This recipe is one I love to make again and again and again. The white chocolate and raspberry combination is just delightful. It is a combo loved by many, including me! I think you need to make this Raspberry and White Chocolate Cookies recipe as soon as possible!

These cookies are gooey in the middle and a little bit crispy on the outside. The white chocolate provides a sweetness whilst the raspberries provide a sharp, fruity element. Combined within a gooey cookie dough, these cookies are beaut.
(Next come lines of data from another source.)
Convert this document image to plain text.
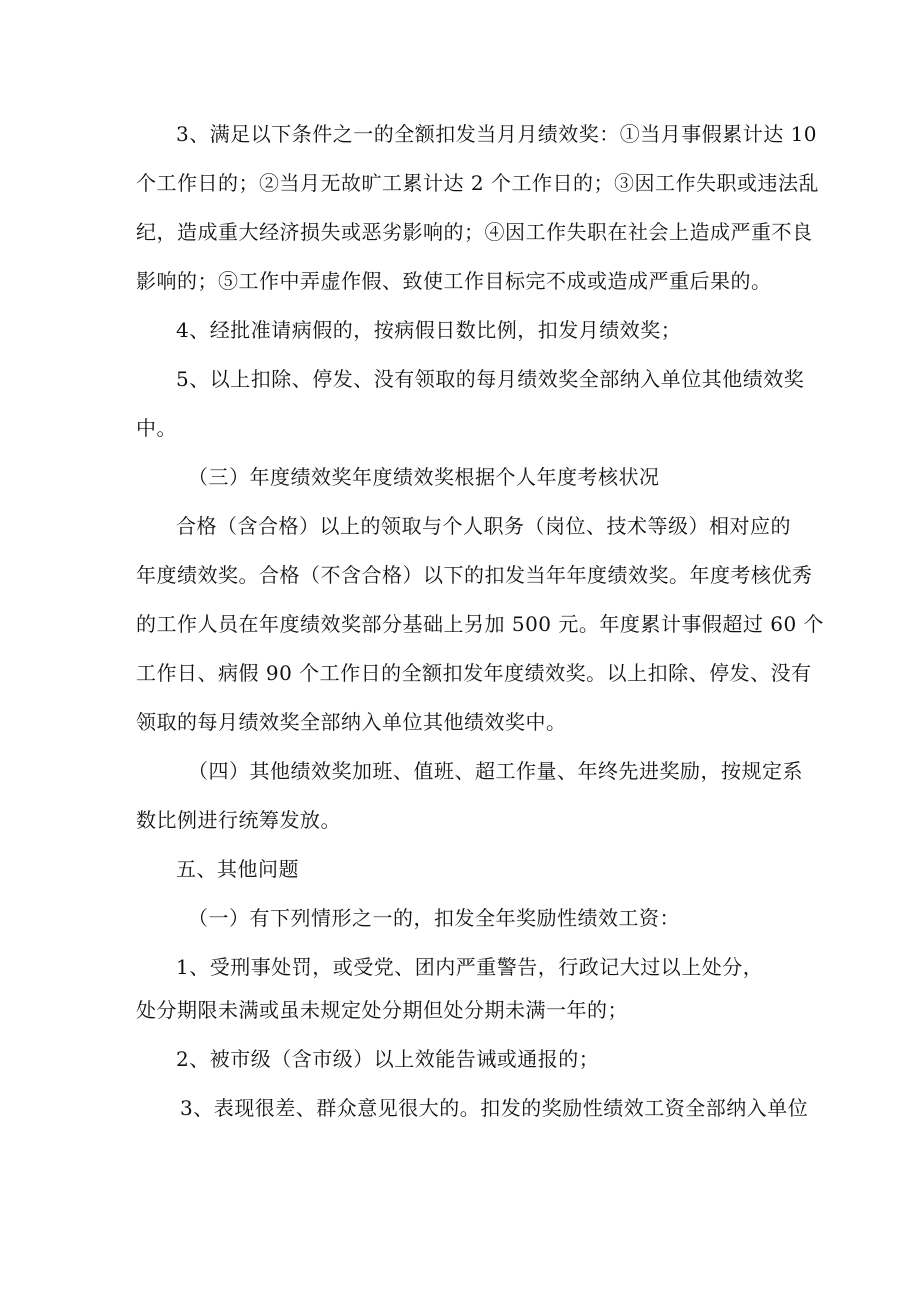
3、满足以下条件之一的全额扣发当月月绩效奖：①当月事假累计达 10
个工作日的；②当月无故旷工累计达 2 个工作日的；③因工作失职或违法乱
纪，造成重大经济损失或恶劣影响的；④因工作失职在社会上造成严重不良
影响的；⑤工作中弄虚作假、致使工作目标完不成或造成严重后果的。
4、经批准请病假的，按病假日数比例，扣发月绩效奖；
5、以上扣除、停发、没有领取的每月绩效奖全部纳入单位其他绩效奖
中。
（三）年度绩效奖年度绩效奖根据个人年度考核状况
合格（含合格）以上的领取与个人职务（岗位、技术等级）相对应的
年度绩效奖。合格（不含合格）以下的扣发当年年度绩效奖。年度考核优秀
的工作人员在年度绩效奖部分基础上另加 500 元。年度累计事假超过 60 个
工作日、病假 90 个工作日的全额扣发年度绩效奖。以上扣除、停发、没有
领取的每月绩效奖全部纳入单位其他绩效奖中。
（四）其他绩效奖加班、值班、超工作量、年终先进奖励，按规定系
数比例进行统筹发放。
五、其他问题
（一）有下列情形之一的，扣发全年奖励性绩效工资：
1、受刑事处罚，或受党、团内严重警告，行政记大过以上处分，
处分期限未满或虽未规定处分期但处分期未满一年的；
2、被市级（含市级）以上效能告诫或通报的；
3、表现很差、群众意见很大的。扣发的奖励性绩效工资全部纳入单位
As with all of my cookies, I would recommend buying metal dessert rounds to circle around the cookie when they are fresh out of the oven. This ensures that the cookie comes together evenly in circular shapes. If you don’t circle around the cookie whilst they are still hot, the cookies can spread too much, affecting their texture and appearance! Note: you should buy different sized rings dependent on how big you want your cookies. I like my cookies quite small, so I have smaller sized dessert rings. Of course, if you want MASSIVE cookies (I support this decision) you should buy bigger dessert rings.
In this recipe, I use fresh raspberries. However, you could use frozen or freeze-dried raspberries. This would still work and form a great flavour.
I hope you love these Raspberry and White Chocolate cookies as much as I do! Let me know how you get on with them in the comments section below.
To watch my content related to these cookies, click here.
G x

Raspberry White Chocolate Cookies
Ingredients
- 230 g Unsalted butter
- 300 g Flour plain, white, all-purpose
- 300 g Sugar caster, super-fine
- 2 Flax eggs (2 tablespoon ground flaxseed diluted in 4 tablespoon water)
- 1 tso Baking soda (bicarbonate of soda)
- 2 teaspoon Vanilla extract
- 150 g White chocolate chopped
- 100 g Raspberries fresh
Instructions
- Pre-heat your oven to 180°C/ 357F. Prep the baking tray with baking paper.
- To a large bowl, add the butter, sugar, vanilla + flax egg. Mix together using a hand mixer on medium speed. In a separate bowl, sieve and combine the flour + soda. Place the dry ingredients into the butter mixture and use the hand mixer on low speed to combine. Add ¾ of the chocolate and combine with a spoon. Break the raspberries up a little bit and place into the bowl. Gently fold them into the mixture.
- Using a spoon, create around 20 small cookies. You can choose to make less cookies at a larger size if you wish! Place some of the cookie dough balls onto a large baking tray. Do not flatten them and do not overcrowd them- I would say around 4 per baking tray. This means you will need to do several batches in the oven.
- Bake for 8-10 minutes, until they are still light coloured on the inside but golden and crispy on the outside. Make sure you keep an eye on them and take them out when they are ready!
- When removed from the oven, use the dessert ring to circle around the cookie, ensuring it becomes a circular shape. Whilst they are still hot, add the rest of the choc and some raspberries on top to make the cookies look pretty. Enjoy!